Nor is the title entirely tongue-in-cheek. Pip Brown, the singer-songwriter behind the Ladyhawke name, piled so much pressure on herself that making this album “felt like a two-year-long anxiety attack”. Factor in several delays to release date and an ugly cliché slithers onto the tongue…
Thankfully, notions of a “sophomore slump” can be dismissed. Anxiety is a pretty cracking second album, though it’s not the second album fans might have expected. The first Ladyhawke record worked a twinkly synth-pop sound, prompting comparisons to 1980s pop idols Kim Wilde and Cyndi Lauper. This is an album of fuzzy guitar-pop tunes. In fact, Anxiety features no synths at all, only some retro-sounding organ parts from Pascal Gabriel, Brown’s co-writer/producer on all 10 tracks.
Ladyhawke still sounds like Ladyhawke, just tougher and more muscular, like Ladyhawke after a boot camp. She’s broadened her remit too. Anxiety’s reference points range from the 1960s psychedelia of album opener Girl Like Me to Britpop and beyond: closing track Gone Gone Gone cribs its vocal hooks from The Dandy Warhols‘ 2000 hit Bohemian Like You.

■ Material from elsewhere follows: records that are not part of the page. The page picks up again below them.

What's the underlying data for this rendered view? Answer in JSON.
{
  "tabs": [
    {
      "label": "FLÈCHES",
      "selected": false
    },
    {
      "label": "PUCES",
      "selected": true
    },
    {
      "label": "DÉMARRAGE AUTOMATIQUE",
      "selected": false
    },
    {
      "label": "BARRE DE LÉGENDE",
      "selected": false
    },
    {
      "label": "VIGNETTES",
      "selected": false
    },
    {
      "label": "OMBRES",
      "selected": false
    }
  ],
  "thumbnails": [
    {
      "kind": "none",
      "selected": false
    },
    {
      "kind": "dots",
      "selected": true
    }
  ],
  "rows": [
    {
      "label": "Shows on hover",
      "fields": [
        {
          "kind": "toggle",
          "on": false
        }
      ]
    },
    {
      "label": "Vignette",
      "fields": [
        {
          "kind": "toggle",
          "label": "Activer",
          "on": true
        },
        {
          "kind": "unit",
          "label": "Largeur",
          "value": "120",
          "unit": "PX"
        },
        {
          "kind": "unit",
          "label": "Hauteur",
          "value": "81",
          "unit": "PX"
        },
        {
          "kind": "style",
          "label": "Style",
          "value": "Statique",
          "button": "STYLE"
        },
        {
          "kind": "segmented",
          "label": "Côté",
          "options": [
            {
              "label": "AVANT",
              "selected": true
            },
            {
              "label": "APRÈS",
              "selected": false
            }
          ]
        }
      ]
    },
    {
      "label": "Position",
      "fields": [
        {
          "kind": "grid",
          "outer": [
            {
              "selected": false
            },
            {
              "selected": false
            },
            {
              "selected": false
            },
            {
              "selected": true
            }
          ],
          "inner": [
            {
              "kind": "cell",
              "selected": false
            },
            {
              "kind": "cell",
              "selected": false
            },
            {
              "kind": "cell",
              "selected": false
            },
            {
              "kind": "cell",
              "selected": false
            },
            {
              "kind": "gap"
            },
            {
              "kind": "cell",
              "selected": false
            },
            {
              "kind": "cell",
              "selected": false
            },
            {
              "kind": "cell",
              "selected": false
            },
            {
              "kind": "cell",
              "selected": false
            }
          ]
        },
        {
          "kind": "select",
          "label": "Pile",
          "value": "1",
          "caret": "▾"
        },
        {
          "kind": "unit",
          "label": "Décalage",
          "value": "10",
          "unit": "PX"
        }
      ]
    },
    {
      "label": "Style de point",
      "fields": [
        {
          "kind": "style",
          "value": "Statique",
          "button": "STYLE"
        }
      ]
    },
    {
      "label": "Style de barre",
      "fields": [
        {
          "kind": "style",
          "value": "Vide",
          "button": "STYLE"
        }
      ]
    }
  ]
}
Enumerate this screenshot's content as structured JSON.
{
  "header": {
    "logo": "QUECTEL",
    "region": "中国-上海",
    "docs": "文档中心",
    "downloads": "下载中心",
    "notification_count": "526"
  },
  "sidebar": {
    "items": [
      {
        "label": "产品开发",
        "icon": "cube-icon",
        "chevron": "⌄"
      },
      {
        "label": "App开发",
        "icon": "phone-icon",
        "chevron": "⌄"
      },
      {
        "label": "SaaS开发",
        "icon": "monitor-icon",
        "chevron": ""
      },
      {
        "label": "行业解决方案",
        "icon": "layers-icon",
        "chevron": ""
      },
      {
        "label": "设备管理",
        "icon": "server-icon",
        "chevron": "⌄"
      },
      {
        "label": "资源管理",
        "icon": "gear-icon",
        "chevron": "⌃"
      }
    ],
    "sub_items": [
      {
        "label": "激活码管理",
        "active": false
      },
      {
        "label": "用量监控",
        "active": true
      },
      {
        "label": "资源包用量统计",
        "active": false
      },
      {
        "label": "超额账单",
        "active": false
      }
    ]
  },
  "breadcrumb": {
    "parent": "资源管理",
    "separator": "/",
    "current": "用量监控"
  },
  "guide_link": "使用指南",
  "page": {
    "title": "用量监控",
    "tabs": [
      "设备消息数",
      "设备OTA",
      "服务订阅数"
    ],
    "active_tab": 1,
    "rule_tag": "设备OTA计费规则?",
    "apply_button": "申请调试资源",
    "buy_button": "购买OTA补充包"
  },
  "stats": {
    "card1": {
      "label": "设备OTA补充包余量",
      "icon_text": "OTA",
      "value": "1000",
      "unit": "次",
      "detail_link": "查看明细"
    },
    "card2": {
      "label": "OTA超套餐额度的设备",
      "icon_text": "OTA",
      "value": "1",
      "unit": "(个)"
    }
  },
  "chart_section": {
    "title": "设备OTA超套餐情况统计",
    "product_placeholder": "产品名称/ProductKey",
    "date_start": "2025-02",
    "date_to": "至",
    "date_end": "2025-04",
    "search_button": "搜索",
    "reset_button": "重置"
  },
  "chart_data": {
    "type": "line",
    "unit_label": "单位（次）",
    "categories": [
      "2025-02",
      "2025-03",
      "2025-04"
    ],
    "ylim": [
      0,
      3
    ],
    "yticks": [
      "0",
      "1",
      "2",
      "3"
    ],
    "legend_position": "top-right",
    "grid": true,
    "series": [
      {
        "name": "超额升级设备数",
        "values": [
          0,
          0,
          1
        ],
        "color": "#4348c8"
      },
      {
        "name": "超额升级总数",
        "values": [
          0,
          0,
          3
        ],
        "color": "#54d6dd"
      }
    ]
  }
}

In between, there are power-pop gems aplenty. Sunday Drive is a wistful mix of Blondie and 1980s Fleetwood Mac. Cellophane aims for the widescreen grandeur of David Bowie‘s “Heroes” and doesn’t disgrace itself. Blue Eyes is an infectious Joan Jett-channelling kiss-off.
Infectious is a key word here. The anxiety of the title may permeate the lyrics – one song acknowledges the connection between “self-destruction”, “self-obsession” and “vanity”, while another pushes its luck by rhyming “cautious” with “nauseous”. But it doesn’t affect the quality of the music: Anxiety is as tight and catchy as a baseball mitt. On this evidence, one thing that needn’t cause Pip Brown anxiety is her ear for a tune.